Tuesday, February 21, 2012

New Yorker no more

I was just in New York for a quick trip, and experienced a bizarre moment that re-defined my identity.

Preface: I took driver's education in Washington Heights, a part of Manhattan in which the term "defensive driving" is meaningless. If you waited at a corner for pedestrians to clear, you never went anywhere; crossing an interesection, making a turn or changing lanes was a combination of skill, nerves and mazal.

How aggressive was that brand of driving? When I took my first driver's test on Long Island, I failed because I entered an intersection to prepare for a turn while pedestrians were still in the crosswalk. I had no idea what the tester was talking about when she corrected me; I had never heard anything about this odd rule.

Back to my recent visit: My years out of New York have mellowed me, apparently. I was crossing Lower Manhattan at Canal Street, going from the Holland Tunnel to the Williamsburg Bridge. Traffic was bumper-to-bumper, and then some. I needed to change lanes, and was a bit nervous because (a) I was driving a rental car that was significantly nicer than my own and (b) The rental car was much larger than my own, with poor sightlines.

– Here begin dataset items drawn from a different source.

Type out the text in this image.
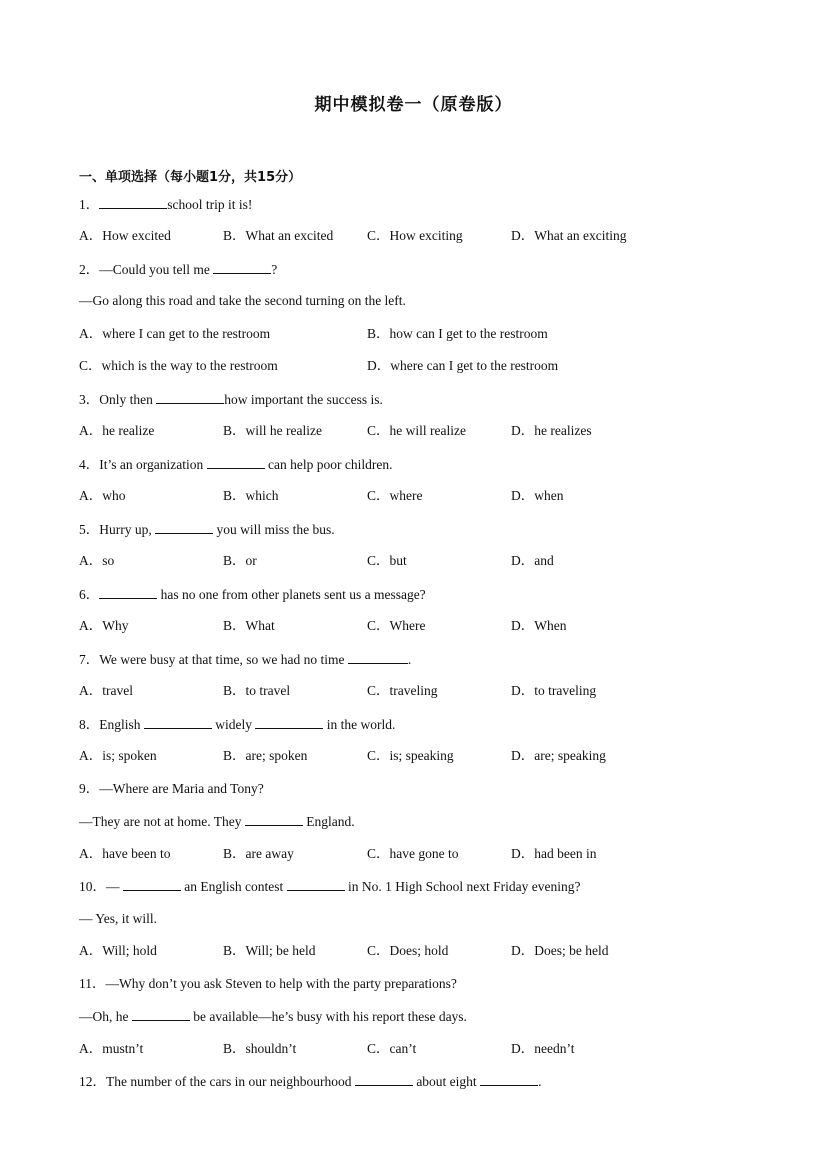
期中模拟卷一（原卷版）
一、单项选择（每小题1分，共15分）
1．	school trip it is!
A．How excited	B．What an excited	C．How exciting	D．What an exciting
2．—Could you tell me	?
—Go along this road and take the second turning on the left.
A．where I can get to the restroom	B．how can I get to the restroom
C．which is the way to the restroom	D．where can I get to the restroom
3．Only then	how important the success is.
A．he realize	B．will he realize	C．he will realize	D．he realizes
4．It’s an organization	can help poor children.
A．who	B．which	C．where	D．when
5．Hurry up,	you will miss the bus.
A．so	B．or	C．but	D．and
6．	has no one from other planets sent us a message?
A．Why	B．What	C．Where	D．When
7．We were busy at that time, so we had no time	.
A．travel	B．to travel	C．traveling	D．to traveling
8．English	widely	in the world.
A．is; spoken	B．are; spoken	C．is; speaking	D．are; speaking
9．—Where are Maria and Tony?
—They are not at home. They	England.
A．have been to	B．are away	C．have gone to	D．had been in
10．—	an English contest	in No. 1 High School next Friday evening?
— Yes, it will.
A．Will; hold	B．Will; be held	C．Does; hold	D．Does; be held
11．—Why don’t you ask Steven to help with the party preparations?
—Oh, he	be available—he’s busy with his report these days.
A．mustn’t	B．shouldn’t	C．can’t	D．needn’t
12．The number of the cars in our neighbourhood	about eight	.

So I start easing my way over, allowing car after car to go by as I get further into the lane. Finally, I have my hole and I ease in - and then a car that had been way behind zooms up to take the spot. I roll down my window, and he rolls down his. And I shout, "What's the matter with you - don't you have any manners?"

That's it - If that's the best I can come up with, I'm definitely not a New Yorker anymore...


  1. Congratulations.
    Being a New Yorker was never all it was thought to be.

  2. If you had fully erased your background, you might not have razzed the other driver!

  3. Hey if you are not a New Yorker anymore you can start rooting for real teams. ;)

  4. Shlomo-
    I don't know about that... I enjoyed it when I was one.

    Glad to hear it!

    Indeed; I'm somewhere between New Yorker and non-New Yorker.

    What do Californians know about such things?

  5. Excellent. Shortly after I arrived in Canada (having lived in Israel and Texas), I went with friends for a hike. I drove us all up into the mountains outside town. Later on one of the participants politely informed me that the others don't want me to drive the group anymore until I learn to drive more politely. Shortly afterwards I started noticing quaint Canadian customs such as stopping for pedestrians. And in BC that means even those not in a crosswalk! Imagine that...

  6. That's funny, R' Mordechai. It's not the same in Eastern Canada; I've seen quite a few aggressive drivers in Toronto, but they don't seem as adept as New Yorkers in the fine points.